The problem here is your test condition. Your loop repeats if you enter 2, 3, 4, 6, 7, or 8. As soon as you enter 1, 5, or 9, the loop exits. If you enter 1, 5, or 9, then one of the diagonal values is set to 'X'. while loops while the condition is true. As soon as the condition evaluates to false, it exits. When you enter 1, 5, or 9, you cause the condition to be false.

Imagine, for a second, that table[0][0] is 'X', table[1][1] is 'N', and table[2][2] is 'N'. In other words, the board looks like this:

X | N | N
--+---+---
N | N | N
--+---+---
N | N | N

Then your test condition is:

table[0][0] != 'X' && table[1][1] != 'X' && table[2][2] != 'X'
^^^^^^^^^^^^^^^^^^    ^^^^^^^^^^^^^^^^^^    ^^^^^^^^^^^^^^^^^^
false                 true                  true

If you logically AND these together (as you are with &&), this evaluates to false (which makes sense: false AND true should evaluate to false; only true AND true should evaluate to true).

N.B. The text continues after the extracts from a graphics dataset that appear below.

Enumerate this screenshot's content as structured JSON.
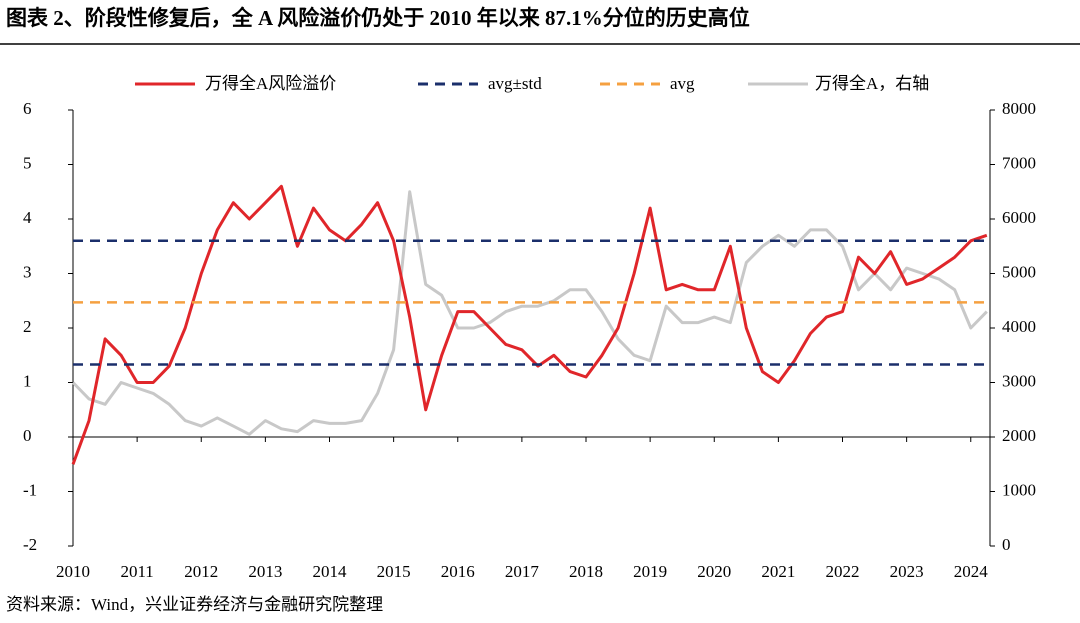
{
  "chart_data": {
    "type": "line",
    "title": "图表 2、阶段性修复后，全 A 风险溢价仍处于 2010 年以来 87.1%分位的历史高位",
    "source": "资料来源：Wind，兴业证券经济与金融研究院整理",
    "legend": "top",
    "x": [
      2010,
      2010.25,
      2010.5,
      2010.75,
      2011,
      2011.25,
      2011.5,
      2011.75,
      2012,
      2012.25,
      2012.5,
      2012.75,
      2013,
      2013.25,
      2013.5,
      2013.75,
      2014,
      2014.25,
      2014.5,
      2014.75,
      2015,
      2015.25,
      2015.5,
      2015.75,
      2016,
      2016.25,
      2016.5,
      2016.75,
      2017,
      2017.25,
      2017.5,
      2017.75,
      2018,
      2018.25,
      2018.5,
      2018.75,
      2019,
      2019.25,
      2019.5,
      2019.75,
      2020,
      2020.25,
      2020.5,
      2020.75,
      2021,
      2021.25,
      2021.5,
      2021.75,
      2022,
      2022.25,
      2022.5,
      2022.75,
      2023,
      2023.25,
      2023.5,
      2023.75,
      2024,
      2024.25
    ],
    "series": [
      {
        "name": "万得全A风险溢价",
        "color": "#e0262a",
        "axis": "y",
        "values": [
          -0.5,
          0.3,
          1.8,
          1.5,
          1.0,
          1.0,
          1.3,
          2.0,
          3.0,
          3.8,
          4.3,
          4.0,
          4.3,
          4.6,
          3.5,
          4.2,
          3.8,
          3.6,
          3.9,
          4.3,
          3.6,
          2.2,
          0.5,
          1.5,
          2.3,
          2.3,
          2.0,
          1.7,
          1.6,
          1.3,
          1.5,
          1.2,
          1.1,
          1.5,
          2.0,
          3.0,
          4.2,
          2.7,
          2.8,
          2.7,
          2.7,
          3.5,
          2.0,
          1.2,
          1.0,
          1.4,
          1.9,
          2.2,
          2.3,
          3.3,
          3.0,
          3.4,
          2.8,
          2.9,
          3.1,
          3.3,
          3.6,
          3.7
        ]
      },
      {
        "name": "万得全A，右轴",
        "color": "#c8c8c8",
        "axis": "y2",
        "values": [
          3000,
          2700,
          2600,
          3000,
          2900,
          2800,
          2600,
          2300,
          2200,
          2350,
          2200,
          2050,
          2300,
          2150,
          2100,
          2300,
          2250,
          2250,
          2300,
          2800,
          3600,
          6500,
          4800,
          4600,
          4000,
          4000,
          4100,
          4300,
          4400,
          4400,
          4500,
          4700,
          4700,
          4300,
          3800,
          3500,
          3400,
          4400,
          4100,
          4100,
          4200,
          4100,
          5200,
          5500,
          5700,
          5500,
          5800,
          5800,
          5500,
          4700,
          5000,
          4700,
          5100,
          5000,
          4900,
          4700,
          4000,
          4300
        ]
      }
    ],
    "hlines": [
      {
        "name": "avg±std",
        "color": "#1b2f6b",
        "values": [
          3.6,
          1.33
        ]
      },
      {
        "name": "avg",
        "color": "#f5a040",
        "values": [
          2.47
        ]
      }
    ],
    "xlim": [
      2010,
      2024.3
    ],
    "xticks": [
      2010,
      2011,
      2012,
      2013,
      2014,
      2015,
      2016,
      2017,
      2018,
      2019,
      2020,
      2021,
      2022,
      2023,
      2024
    ],
    "ylim": [
      -2,
      6
    ],
    "yticks": [
      -2,
      -1,
      0,
      1,
      2,
      3,
      4,
      5,
      6
    ],
    "y2lim": [
      0,
      8000
    ],
    "y2ticks": [
      0,
      1000,
      2000,
      3000,
      4000,
      5000,
      6000,
      7000,
      8000
    ]
  }
}
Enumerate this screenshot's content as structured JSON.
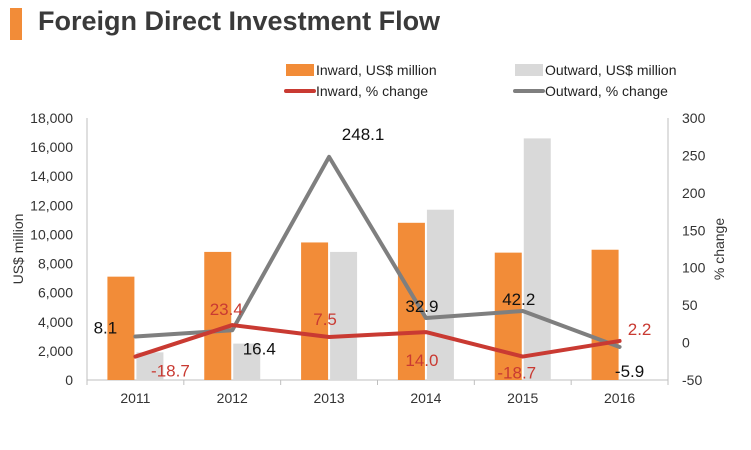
{
  "page": {
    "title": "Foreign Direct Investment Flow"
  },
  "colors": {
    "inward_bar": "#f28c38",
    "outward_bar": "#d9d9d9",
    "inward_line": "#c93a32",
    "outward_line": "#7f7f7f",
    "title_accent": "#f28c38"
  },
  "chart_data": {
    "type": "bar",
    "title": "Foreign Direct Investment Flow",
    "categories": [
      "2011",
      "2012",
      "2013",
      "2014",
      "2015",
      "2016"
    ],
    "ylabel": "US$ million",
    "y2label": "% change",
    "ylim": [
      0,
      18000
    ],
    "y2lim": [
      -50,
      300
    ],
    "yticks": [
      "0",
      "2,000",
      "4,000",
      "6,000",
      "8,000",
      "10,000",
      "12,000",
      "14,000",
      "16,000",
      "18,000"
    ],
    "y2ticks": [
      "-50",
      "0",
      "50",
      "100",
      "150",
      "200",
      "250",
      "300"
    ],
    "series": [
      {
        "name": "Inward, US$ million",
        "type": "bar",
        "axis": "left",
        "values": [
          7100,
          8800,
          9450,
          10800,
          8750,
          8950
        ]
      },
      {
        "name": "Outward, US$ million",
        "type": "bar",
        "axis": "left",
        "values": [
          1900,
          2500,
          8800,
          11700,
          16600,
          0
        ]
      },
      {
        "name": "Inward, % change",
        "type": "line",
        "axis": "right",
        "values": [
          -18.7,
          23.4,
          7.5,
          14.0,
          -18.7,
          2.2
        ],
        "labels": [
          "-18.7",
          "23.4",
          "7.5",
          "14.0",
          "-18.7",
          "2.2"
        ]
      },
      {
        "name": "Outward, % change",
        "type": "line",
        "axis": "right",
        "values": [
          8.1,
          16.4,
          248.1,
          32.9,
          42.2,
          -5.9
        ],
        "labels": [
          "8.1",
          "16.4",
          "248.1",
          "32.9",
          "42.2",
          "-5.9"
        ]
      }
    ]
  }
}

So what should your test condition be?

What you really want is to do is loop only if the user doesn't have 3 in a row. In other words, check if the user has 3 in a row; if he does not have 3 in a row, then proceed.

We can construct that logical statement as:

// This checks if the user has 3 in a row
table[0][0] == 'X' && table[1][1] == 'X' && table[2][2] == 'X'

// We want to check if the user does NOT have 3 in a row,
// so we can negate the above with !
!(table[0][0] == 'X' && table[1][1] == 'X' && table[2][2] == 'X')

// With De Morgan's laws, we can simplify this to:
table[0][0] != 'X' || table[1][1] != 'X' || table[2][2] != 'X'

Thus, your looping condition should be one of (they're both equivalent; pick whichever one makes more sense to you):

• !(table[0][0] == 'X' && table[1][1] == 'X' && table[2][2] == 'X')
  This checks if the user does not have 3 in a row
• table[0][0] != 'X' || table[1][1] != 'X' || table[2][2] != 'X'
  This checks if the user does not have an 'X' any one of the needed positions. It logically follows that if the user is missing an 'X' in one of these positions, the user cannot have 3 in a row. This is just an application of De Morgan's laws to the previous logical statement.